LA PONTIFICIA UNIVERSIDAD CATÓLICA DE CHILE, EN ALIANZA CON LA CORPORACIÓN ABRIENDO PUERTAS, DONA 10 COMPUTADORES AL CPF DE SANTIAGO PARA FACILITAR LAS VISITAS VIRTUALES DE LAS INTERNAS CON SUS HIJOS Y FAMILIAS.

Entregar mayor bienestar a las personas internas en el Centro Penitenciario Femenino de Santiago. Este es el objetivo de una nueva iniciativa conjunta de la UCGendarmería de Chile y la Corporación Abriendo Puertas que consideró la donación de 10 computadores que serán instalados en la sala de visitas virtuales.

Este proyecto busca que las usuarias puedan realizar video llamadas a sus familiares y seres queridos, dando prioridad especialmente a aquellas internas cuya residencia se encuentra fuera de la región o del territorio nacional, y a quienes sean madres de menores de edad. A esto se suma, la realización de trámites remotos y el estado de alerta en caso que las personas necesiten mantener contacto con sus cercanos en un momento determinado.

“Para nosotros poder conocer más del mundo de la reclusión femenina es importante cuando queremos avanzar como universidad en temas de equidad de género o de igualdad de oportunidades. Lo que uno ve es que el beneficio que tienen los estudiantes y los profesores supera con creces el aporte que podemos entregar. Es conocer realidades distintas, valorar trayectorias de vida, es poder acercarse al Chile real en sus realidades y experiencias.”, señaló el rector UC, Ignacio Sánchez.

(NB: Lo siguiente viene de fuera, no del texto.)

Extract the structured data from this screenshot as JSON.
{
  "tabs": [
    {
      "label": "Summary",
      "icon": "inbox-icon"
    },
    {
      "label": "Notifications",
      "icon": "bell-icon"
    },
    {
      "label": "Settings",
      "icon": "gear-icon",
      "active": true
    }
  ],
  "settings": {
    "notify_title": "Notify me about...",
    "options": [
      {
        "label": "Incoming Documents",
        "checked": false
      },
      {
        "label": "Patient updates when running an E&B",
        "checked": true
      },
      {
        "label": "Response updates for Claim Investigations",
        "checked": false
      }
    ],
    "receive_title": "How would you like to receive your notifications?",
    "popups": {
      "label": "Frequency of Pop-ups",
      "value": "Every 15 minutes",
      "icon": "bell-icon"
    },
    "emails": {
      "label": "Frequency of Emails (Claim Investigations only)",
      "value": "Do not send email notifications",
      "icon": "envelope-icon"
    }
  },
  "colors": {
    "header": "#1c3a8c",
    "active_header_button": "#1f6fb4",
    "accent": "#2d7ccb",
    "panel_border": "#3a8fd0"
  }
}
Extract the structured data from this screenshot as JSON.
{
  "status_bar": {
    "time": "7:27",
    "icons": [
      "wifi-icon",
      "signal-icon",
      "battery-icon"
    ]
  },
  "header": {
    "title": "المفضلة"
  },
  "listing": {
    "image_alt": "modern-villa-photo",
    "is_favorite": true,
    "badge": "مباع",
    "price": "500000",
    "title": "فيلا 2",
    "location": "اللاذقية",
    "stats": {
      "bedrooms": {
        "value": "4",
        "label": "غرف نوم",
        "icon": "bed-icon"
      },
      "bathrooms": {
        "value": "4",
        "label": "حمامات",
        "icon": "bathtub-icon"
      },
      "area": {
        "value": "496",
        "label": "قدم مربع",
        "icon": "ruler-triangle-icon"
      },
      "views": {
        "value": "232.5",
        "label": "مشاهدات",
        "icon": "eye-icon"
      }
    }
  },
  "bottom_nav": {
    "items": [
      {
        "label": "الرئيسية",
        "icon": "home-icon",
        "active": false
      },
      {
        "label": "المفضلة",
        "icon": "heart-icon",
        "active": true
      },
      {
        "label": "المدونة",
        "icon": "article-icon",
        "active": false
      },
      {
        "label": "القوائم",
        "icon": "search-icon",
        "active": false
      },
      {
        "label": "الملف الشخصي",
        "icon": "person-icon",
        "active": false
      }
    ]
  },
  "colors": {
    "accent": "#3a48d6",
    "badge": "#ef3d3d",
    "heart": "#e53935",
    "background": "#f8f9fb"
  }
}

Se espera que este proyecto pueda ampliarse a la entrega de 40 computadores, inicialmente distribuidos en penales femeninos. No obstante, la iniciativa contempla extenderse a unidades masculinas, priorizando las visitas virtuales por razones humanitarias o con ocasión de eventos de trascendencia en la vida familiar de los privados y privadas de libertad.

“Esta colaboración pone la tecnología al uso de las personas, permite que las internas puedan comunicarse y acercarse a sus cercanos, bajar sus niveles de angustia y sentirse más involucradas con la sociedad”, señaló el director Nacional de Gendarmería, Sebastián Urra.

Hay una invisibilidad de la falta de relación que mantienen las internas respecto de sus familias, porque muchos no las pueden visitar. Muchas de ellas no traen a los niños porque no quieren exponerlos a una situación carcelaria. Entonces ellas viven en una situación muy angustiante, que adentro sufren aún más, porque suelen tener un promedio de tres hijos por interna”, comenta para finalizar la académica Ana María Stuven, Presidenta de la Corporación Abriendo Puertas.